Hollow. Empty. Vacant. Void

Yesterday, a friend was lamenting to me how crummy he was feeling because:

  1. The weekend is approaching and he has no plans.
  2. The every-single-and-available's person nightmare is impending - Valentine's Day.

I could not empathize with (1) because I am someone who is able to amuse myself easily, or keep myself occupied doing nothing, really. I can dream of thousand and one ways to while my time away, a skill I have keenly acquired in the period of living overseas, away from family and friends. I could read a book, tinkle on my piano, walk my dog, jog, doodle on my drawing pad, sleep or just trawl the streets on my own for the weekend. As such, I could not, for the life of me, imagine how someone could have no plans for the weekends.

Valentine's day - a time when all couples are reminded to romance one another. So, a young neighbor of mine was also griping to me yesterday, albeit of a totally disparate matter. He, on the other hand, is bugged by 2 girls to spend Valentine's day with them. He doesn't know who to choose and is exhausted by his choices. That lucky bastard.

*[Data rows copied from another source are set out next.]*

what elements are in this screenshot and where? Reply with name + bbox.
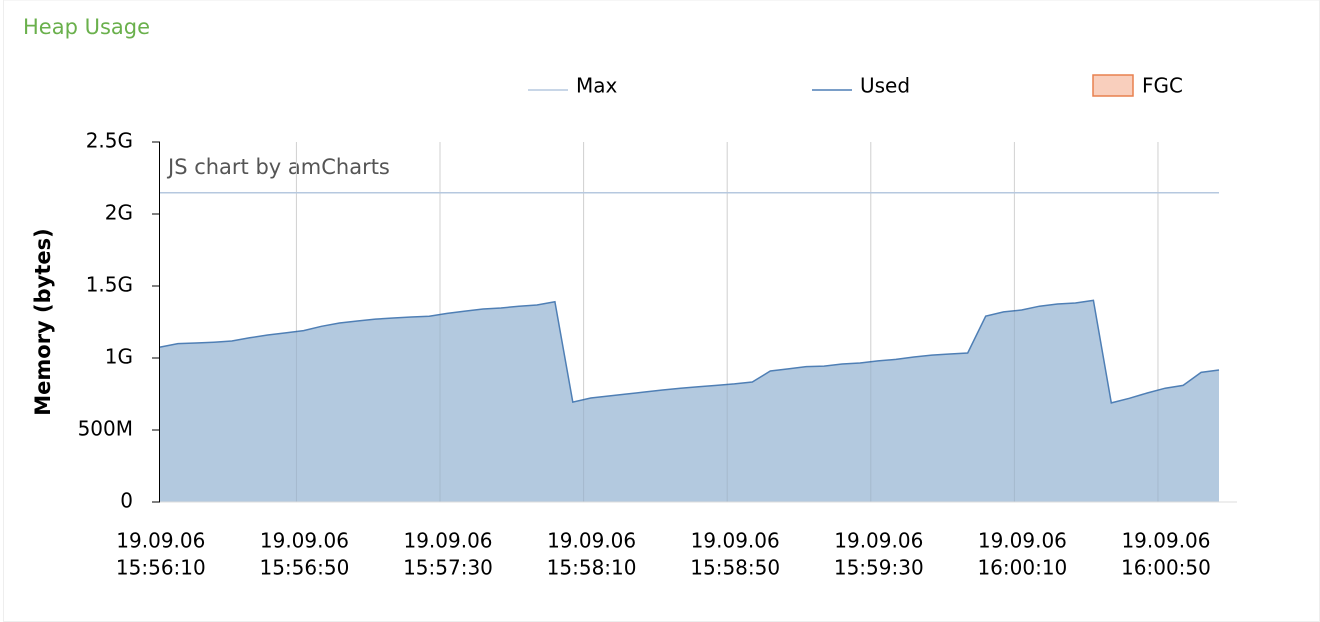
x-tick-label: 16:00:50 xyxy=(1121,556,1211,580)
legend-label: FGC xyxy=(1142,74,1183,98)
x-tick-label: 19.09.06 xyxy=(116,529,205,553)
x-tick-label: 15:59:30 xyxy=(834,556,924,580)
x-tick-label: 15:56:10 xyxy=(116,556,206,580)
x-tick-label: 16:00:10 xyxy=(977,556,1067,580)
x-tick-label: 19.09.06 xyxy=(547,529,636,553)
chart-title: Heap Usage xyxy=(23,15,150,39)
area xyxy=(160,300,1219,502)
legend-swatch xyxy=(1092,74,1134,97)
x-tick-label: 19.09.06 xyxy=(403,529,492,553)
x-tick-label: 15:57:30 xyxy=(403,556,493,580)
legend-label: Used xyxy=(860,74,910,98)
x-tick-label: 15:56:50 xyxy=(259,556,349,580)
y-axis-label: Memory (bytes) xyxy=(31,228,55,416)
legend-label: Max xyxy=(576,74,618,98)
y-tick-label: 1.5G xyxy=(86,273,133,297)
line xyxy=(159,299,1220,404)
x-tick-label: 19.09.06 xyxy=(260,529,349,553)
watermark: JS chart by amCharts xyxy=(166,155,390,179)
y-tick-label: 1G xyxy=(105,345,133,369)
y-tick-label: 500M xyxy=(78,417,133,441)
y-tick-label: 2.5G xyxy=(86,129,133,153)
y-tick-label: 0 xyxy=(120,489,133,513)
x-tick-label: 19.09.06 xyxy=(1121,529,1210,553)
y-tick-label: 2G xyxy=(105,201,133,225)
x-tick-label: 19.09.06 xyxy=(834,529,923,553)
x-tick-label: 15:58:10 xyxy=(547,556,637,580)
x-tick-label: 15:58:50 xyxy=(690,556,780,580)
x-tick-label: 19.09.06 xyxy=(978,529,1067,553)
panel xyxy=(3,0,1320,622)
x-tick-label: 19.09.06 xyxy=(691,529,780,553)
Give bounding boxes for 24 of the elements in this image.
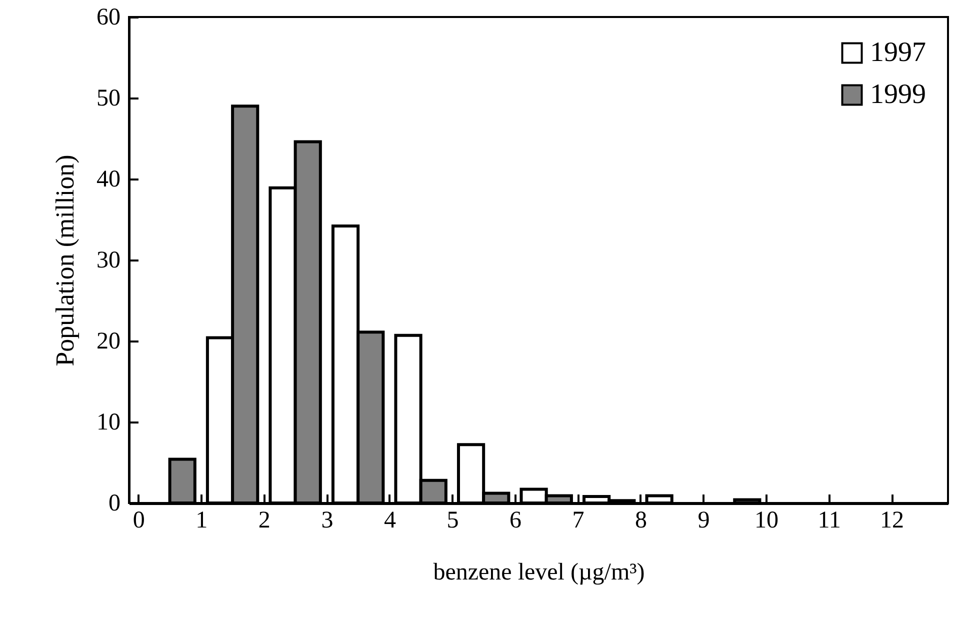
legend-label: 1999 — [870, 79, 926, 110]
y-tick-label: 10 — [96, 410, 120, 436]
x-tick-label: 8 — [634, 508, 647, 534]
x-tick-label: 11 — [818, 508, 841, 534]
x-tick-label: 12 — [880, 508, 904, 534]
y-tick-label: 60 — [96, 4, 120, 30]
x-tick-label: 10 — [754, 508, 778, 534]
x-tick-label: 4 — [384, 508, 396, 534]
y-tick-label: 50 — [96, 86, 120, 112]
y-tick-label: 0 — [108, 490, 120, 516]
legend-label: 1997 — [870, 37, 926, 68]
x-tick-label: 0 — [132, 508, 145, 534]
x-tick-label: 6 — [509, 508, 522, 534]
y-axis-title: Population (million) — [50, 154, 80, 366]
y-tick-label: 30 — [96, 248, 120, 274]
x-tick-label: 2 — [258, 508, 270, 534]
y-tick-label: 40 — [96, 166, 120, 192]
x-tick-label: 5 — [446, 508, 459, 534]
x-tick-label: 9 — [698, 508, 710, 534]
x-axis-title: benzene level (µg/m³) — [433, 560, 645, 586]
x-tick-label: 7 — [572, 508, 584, 534]
x-tick-label: 3 — [321, 508, 334, 534]
x-tick-label: 1 — [196, 508, 208, 534]
y-tick-label: 20 — [96, 328, 120, 354]
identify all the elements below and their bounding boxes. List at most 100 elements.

Humans are warped. No plans, they fret. Too many plans, they fret too. Aren't they simply hard to please?

Anyway, I told my neighbor that I would probably be jogging around the neighborhood, purposefully striding past lovey-dovey couples and ensuring I flick my perspiration to disrupt their amorous conversations on that fateful day. Muahaha. The bemused neighbor decided he might just do the same thing, adding that he would want to flick his hair vigorously to provide more sweat ammunition. Ah, the evilness of us all.

"How are you feeling today?"
"I'm fine, thank you."
(Except for this inexplicable hollowness within. It is neither terrible nor sad, just an empty feeling, rendering my incapacity to savor and feel.)